Answer: b (Explanation: Rs. 5000 + Rs. 500 = Rs. 5500)

Sample Questions: Perimeter, area and volume

Q31. The area of square, whose perimeter is 48 m, is [JNV 2017, 2009, 2004]

(a) 48 m²

(b) 144 m²

(c) 1152 m²

(d) 2304 m²

Answer: b (Explanation: Side of the square = Perimeter / 4 = 48/4 = 12m.
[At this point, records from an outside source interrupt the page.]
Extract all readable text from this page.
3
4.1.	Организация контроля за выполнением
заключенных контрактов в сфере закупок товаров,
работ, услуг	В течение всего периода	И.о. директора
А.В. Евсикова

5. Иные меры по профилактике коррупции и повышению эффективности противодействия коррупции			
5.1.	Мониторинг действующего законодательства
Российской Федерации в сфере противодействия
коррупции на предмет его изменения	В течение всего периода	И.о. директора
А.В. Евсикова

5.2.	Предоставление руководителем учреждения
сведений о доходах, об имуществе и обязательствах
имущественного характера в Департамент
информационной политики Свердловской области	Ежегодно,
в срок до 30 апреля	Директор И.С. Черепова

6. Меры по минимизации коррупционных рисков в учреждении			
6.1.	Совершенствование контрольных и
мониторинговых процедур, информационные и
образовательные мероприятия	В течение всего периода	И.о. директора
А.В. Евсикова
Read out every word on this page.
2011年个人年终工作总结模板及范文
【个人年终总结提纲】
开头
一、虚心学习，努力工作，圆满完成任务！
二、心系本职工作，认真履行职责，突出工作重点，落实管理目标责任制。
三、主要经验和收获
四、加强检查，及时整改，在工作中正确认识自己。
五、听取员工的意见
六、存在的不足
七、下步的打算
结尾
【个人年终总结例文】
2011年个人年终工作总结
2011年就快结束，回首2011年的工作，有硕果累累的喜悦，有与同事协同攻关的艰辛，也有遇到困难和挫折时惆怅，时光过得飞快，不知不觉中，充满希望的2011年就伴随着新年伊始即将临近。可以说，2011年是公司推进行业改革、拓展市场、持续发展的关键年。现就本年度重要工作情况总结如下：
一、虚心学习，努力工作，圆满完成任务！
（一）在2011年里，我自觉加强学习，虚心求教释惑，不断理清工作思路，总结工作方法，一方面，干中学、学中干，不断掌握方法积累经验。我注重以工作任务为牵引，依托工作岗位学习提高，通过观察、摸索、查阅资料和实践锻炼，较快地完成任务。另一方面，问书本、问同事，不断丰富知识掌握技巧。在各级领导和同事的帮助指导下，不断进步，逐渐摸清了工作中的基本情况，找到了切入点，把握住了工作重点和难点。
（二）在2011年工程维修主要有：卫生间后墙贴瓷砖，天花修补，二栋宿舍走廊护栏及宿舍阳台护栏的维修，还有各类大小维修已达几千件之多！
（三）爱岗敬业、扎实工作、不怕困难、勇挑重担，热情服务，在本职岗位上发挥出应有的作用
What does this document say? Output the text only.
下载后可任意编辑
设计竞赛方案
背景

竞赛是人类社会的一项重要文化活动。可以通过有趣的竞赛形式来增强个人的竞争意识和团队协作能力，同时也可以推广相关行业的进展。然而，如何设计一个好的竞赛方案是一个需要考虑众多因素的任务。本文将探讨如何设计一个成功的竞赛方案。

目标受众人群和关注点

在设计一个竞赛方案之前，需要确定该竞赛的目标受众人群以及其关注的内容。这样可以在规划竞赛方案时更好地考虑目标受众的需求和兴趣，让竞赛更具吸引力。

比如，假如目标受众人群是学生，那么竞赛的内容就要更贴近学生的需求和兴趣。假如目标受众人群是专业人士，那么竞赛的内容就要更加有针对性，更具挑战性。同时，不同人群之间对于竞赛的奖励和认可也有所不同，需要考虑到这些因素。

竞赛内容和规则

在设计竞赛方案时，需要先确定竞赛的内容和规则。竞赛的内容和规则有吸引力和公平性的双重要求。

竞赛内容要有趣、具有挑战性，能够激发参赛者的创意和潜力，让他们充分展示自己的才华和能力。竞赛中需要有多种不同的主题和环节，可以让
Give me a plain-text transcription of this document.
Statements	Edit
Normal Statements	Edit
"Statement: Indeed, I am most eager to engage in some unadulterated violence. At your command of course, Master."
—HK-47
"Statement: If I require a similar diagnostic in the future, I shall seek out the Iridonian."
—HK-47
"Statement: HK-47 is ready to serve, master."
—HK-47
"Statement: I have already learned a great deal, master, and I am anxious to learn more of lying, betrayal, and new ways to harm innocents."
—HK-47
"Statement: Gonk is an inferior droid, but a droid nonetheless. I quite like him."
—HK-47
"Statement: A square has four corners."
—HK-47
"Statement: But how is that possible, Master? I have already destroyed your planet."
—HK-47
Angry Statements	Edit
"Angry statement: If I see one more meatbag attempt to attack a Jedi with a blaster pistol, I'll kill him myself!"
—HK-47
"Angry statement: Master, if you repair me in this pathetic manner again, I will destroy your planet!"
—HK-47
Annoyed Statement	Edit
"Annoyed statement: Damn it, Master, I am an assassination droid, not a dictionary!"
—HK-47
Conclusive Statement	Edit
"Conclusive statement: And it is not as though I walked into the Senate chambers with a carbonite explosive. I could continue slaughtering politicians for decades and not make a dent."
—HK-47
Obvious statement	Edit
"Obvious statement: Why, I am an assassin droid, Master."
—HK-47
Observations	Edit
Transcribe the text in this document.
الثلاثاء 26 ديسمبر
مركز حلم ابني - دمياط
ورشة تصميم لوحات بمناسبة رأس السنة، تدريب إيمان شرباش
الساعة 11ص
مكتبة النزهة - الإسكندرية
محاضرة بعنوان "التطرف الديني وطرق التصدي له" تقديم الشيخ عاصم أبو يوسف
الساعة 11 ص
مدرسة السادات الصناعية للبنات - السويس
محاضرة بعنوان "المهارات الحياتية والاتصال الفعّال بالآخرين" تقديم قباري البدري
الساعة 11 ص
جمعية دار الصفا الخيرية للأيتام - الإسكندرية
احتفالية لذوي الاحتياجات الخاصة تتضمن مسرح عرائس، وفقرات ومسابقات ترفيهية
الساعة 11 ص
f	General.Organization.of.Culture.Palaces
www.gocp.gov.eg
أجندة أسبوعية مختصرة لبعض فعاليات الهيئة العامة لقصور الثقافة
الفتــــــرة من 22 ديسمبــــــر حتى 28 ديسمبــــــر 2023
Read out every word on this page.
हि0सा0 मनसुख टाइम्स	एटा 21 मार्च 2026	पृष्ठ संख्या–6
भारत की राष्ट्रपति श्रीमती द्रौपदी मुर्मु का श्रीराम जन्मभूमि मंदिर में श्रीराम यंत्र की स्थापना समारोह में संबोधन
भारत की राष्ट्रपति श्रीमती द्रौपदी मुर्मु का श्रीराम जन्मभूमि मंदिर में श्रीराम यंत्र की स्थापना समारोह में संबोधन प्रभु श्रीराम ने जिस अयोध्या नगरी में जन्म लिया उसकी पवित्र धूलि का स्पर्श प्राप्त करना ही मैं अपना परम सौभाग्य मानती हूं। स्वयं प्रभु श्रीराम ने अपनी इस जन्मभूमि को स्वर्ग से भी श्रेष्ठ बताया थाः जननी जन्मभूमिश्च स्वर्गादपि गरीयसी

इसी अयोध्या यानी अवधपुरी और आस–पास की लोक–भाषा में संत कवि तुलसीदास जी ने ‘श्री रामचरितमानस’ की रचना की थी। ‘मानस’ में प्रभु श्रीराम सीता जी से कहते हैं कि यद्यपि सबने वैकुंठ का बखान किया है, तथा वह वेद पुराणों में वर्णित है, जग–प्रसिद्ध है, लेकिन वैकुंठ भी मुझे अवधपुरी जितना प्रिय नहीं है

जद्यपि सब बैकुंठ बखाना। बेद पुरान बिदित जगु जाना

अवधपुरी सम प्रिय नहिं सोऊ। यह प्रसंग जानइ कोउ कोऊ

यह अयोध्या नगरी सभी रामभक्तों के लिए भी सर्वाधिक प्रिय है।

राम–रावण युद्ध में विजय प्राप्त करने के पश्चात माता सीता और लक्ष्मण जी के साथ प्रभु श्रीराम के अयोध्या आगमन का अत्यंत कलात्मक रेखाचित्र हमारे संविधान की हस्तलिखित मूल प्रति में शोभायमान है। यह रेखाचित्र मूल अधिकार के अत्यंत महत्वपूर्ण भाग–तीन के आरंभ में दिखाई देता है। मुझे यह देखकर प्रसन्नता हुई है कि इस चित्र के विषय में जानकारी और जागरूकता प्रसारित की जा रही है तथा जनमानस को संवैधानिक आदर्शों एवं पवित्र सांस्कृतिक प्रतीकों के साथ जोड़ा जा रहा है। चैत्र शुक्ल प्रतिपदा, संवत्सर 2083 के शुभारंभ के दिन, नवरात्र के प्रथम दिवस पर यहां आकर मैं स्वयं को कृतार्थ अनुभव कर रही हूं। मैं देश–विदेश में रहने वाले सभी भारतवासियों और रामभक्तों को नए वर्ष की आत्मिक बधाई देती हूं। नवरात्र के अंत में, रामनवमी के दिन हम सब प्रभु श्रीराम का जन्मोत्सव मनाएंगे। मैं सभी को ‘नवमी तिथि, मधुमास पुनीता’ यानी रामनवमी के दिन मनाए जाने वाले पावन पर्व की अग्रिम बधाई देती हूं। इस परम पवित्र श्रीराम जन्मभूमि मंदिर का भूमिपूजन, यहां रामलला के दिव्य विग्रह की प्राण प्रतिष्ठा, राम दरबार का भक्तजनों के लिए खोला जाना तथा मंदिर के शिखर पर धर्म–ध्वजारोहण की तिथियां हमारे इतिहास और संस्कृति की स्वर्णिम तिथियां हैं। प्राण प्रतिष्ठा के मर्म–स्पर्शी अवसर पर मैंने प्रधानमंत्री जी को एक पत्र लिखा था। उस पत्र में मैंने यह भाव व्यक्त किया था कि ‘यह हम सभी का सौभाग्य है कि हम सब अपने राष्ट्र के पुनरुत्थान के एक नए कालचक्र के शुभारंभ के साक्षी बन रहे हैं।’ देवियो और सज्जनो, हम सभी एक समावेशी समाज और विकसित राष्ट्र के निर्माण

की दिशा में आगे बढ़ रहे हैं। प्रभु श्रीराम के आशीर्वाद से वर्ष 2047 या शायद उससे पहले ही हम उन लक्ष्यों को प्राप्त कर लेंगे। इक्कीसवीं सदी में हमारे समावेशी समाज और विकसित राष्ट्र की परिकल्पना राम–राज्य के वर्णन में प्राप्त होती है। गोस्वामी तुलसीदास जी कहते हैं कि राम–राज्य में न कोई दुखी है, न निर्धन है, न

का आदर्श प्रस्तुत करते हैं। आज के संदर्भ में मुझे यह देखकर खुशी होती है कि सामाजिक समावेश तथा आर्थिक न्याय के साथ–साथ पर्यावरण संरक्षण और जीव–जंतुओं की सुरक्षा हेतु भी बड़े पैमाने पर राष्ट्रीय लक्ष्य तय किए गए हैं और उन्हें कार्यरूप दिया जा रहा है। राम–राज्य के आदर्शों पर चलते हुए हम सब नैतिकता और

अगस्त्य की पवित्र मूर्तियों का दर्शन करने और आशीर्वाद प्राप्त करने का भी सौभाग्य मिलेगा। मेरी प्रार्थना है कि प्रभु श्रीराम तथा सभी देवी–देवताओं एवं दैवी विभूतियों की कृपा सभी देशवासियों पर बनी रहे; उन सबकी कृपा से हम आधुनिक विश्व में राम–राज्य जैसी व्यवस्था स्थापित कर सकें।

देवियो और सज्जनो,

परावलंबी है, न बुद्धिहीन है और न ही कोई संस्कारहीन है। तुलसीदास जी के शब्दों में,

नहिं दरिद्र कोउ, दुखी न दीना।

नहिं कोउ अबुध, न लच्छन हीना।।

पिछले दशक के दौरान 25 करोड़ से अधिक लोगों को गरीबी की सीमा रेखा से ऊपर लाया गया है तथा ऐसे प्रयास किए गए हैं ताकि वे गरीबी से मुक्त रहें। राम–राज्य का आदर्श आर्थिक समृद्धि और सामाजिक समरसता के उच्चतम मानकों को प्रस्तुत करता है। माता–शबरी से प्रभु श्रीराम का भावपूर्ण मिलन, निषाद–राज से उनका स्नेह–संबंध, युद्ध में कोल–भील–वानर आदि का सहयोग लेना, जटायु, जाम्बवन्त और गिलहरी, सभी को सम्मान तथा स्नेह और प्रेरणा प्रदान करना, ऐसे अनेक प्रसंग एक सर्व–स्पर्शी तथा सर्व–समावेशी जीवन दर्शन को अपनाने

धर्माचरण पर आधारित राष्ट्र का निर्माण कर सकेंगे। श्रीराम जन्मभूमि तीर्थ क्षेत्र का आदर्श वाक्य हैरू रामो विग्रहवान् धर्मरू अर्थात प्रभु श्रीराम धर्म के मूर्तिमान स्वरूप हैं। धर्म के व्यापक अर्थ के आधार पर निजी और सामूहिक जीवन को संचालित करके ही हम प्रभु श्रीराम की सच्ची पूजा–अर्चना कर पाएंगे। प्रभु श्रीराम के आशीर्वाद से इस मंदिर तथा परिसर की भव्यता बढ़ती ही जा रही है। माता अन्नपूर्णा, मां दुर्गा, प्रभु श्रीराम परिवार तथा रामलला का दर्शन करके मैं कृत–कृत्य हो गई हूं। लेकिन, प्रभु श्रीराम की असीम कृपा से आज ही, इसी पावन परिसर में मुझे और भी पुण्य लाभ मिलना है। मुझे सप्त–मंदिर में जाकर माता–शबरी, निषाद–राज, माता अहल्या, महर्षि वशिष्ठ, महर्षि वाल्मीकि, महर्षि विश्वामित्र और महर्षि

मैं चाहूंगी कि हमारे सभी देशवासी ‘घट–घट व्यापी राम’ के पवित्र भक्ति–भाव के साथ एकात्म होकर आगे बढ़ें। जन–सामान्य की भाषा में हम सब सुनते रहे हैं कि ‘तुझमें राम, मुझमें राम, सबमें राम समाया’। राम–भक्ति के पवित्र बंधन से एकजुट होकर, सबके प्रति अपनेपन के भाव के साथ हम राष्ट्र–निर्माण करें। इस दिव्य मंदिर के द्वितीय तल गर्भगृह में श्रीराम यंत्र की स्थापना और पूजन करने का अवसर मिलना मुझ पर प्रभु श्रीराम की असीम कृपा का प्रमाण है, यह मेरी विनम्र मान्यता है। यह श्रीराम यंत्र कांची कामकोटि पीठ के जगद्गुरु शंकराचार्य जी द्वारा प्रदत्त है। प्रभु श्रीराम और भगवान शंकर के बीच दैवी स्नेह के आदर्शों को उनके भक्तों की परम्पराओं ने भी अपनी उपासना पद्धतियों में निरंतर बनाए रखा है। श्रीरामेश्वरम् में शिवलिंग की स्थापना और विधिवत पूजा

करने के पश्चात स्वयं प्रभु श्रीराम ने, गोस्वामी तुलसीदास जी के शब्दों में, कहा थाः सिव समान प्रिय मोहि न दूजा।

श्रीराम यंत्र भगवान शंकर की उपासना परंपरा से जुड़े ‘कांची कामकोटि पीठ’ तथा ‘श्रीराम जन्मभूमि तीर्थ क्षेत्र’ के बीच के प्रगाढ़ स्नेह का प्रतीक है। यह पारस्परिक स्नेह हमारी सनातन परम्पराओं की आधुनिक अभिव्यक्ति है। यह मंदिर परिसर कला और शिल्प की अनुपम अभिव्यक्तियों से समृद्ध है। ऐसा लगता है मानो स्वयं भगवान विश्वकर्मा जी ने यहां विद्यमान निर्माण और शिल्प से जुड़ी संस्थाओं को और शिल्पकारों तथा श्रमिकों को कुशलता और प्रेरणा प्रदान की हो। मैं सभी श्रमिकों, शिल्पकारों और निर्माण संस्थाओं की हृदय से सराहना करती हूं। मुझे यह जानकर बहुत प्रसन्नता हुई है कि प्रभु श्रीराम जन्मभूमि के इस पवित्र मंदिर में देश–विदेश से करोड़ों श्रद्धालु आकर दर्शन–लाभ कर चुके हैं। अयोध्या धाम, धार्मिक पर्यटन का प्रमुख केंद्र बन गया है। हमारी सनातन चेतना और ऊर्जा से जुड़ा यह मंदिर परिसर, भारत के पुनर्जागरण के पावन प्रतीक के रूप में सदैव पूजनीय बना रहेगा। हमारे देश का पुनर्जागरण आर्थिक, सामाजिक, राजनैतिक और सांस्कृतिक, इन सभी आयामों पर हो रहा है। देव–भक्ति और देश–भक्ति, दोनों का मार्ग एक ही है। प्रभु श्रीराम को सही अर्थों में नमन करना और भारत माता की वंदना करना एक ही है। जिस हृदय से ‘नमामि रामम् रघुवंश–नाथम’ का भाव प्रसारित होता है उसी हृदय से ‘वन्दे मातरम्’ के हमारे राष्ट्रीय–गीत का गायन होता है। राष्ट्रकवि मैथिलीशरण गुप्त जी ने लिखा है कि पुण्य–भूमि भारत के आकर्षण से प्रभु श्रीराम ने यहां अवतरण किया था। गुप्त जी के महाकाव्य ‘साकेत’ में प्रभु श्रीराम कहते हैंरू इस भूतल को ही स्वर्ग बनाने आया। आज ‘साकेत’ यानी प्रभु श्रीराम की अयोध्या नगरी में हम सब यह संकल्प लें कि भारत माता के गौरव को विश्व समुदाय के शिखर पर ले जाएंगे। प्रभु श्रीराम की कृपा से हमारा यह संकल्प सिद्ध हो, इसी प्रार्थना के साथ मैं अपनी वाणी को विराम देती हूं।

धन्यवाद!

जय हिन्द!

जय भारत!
Area of the square = Side × Side = 12 × 12 = 144 square meters)

Q32. What is the volume of a box whose each edge measures 3 m in length? [JNV 2017, 2009]

(a) 54 cu m

(b) 27 cu m

(c) 18 cu m

(d) 9 cu m

Answer: b (Explanation: Volume of the box = 3 × 3 × 3 = 27 cu m)

Q33. The number of 15 cm square tiles required to lay a floor of size 3.6 m × 4.5 m is [JNV 2004] 

(a) 720

(b) 360

(c) 10800

(d) 5400

Answer: a (Explanation: Number of tiles required = Area of floor/Area of 1 tile = (3.6 × 4.5) / (0.15 x 0.15) = 720.)

Q34. A rectangle is formed by 100 cm wire. Find out the maximum area of this rectangle. [JNV 2010]

(a) 100 sq cm

(b) 400 sq cm

(c) 625 sq cm

(d) 10000 sq cm

Answer: c (Explanation: Maximum a square is formed in a rectangle. Perimeter of square = 100 cm/4 = 25 cm. Area of rectangle = Area of square = 25 × 25 = 625 sq cm)

Q35. The volumes of a cube and a cuboid are equal. If the dimensions of the cuboid are 18 cm, 12 cm and 8 cm the edge of the cube is [JNV 2001]

(a) 8 cm

(b) 10 cm

(c) 12 cm

(d) 16 cm

Answer: c (Explanation: Volume of cuboid = l × b × h = 18 × 12 × 8 = 1728 cu cm. Volume of cube = Volume of cuboid
= 18 × 12 × 8 cu cm. Therefore, Edge of cube = Cube root (18 × 12 × 8) = 12 cm.)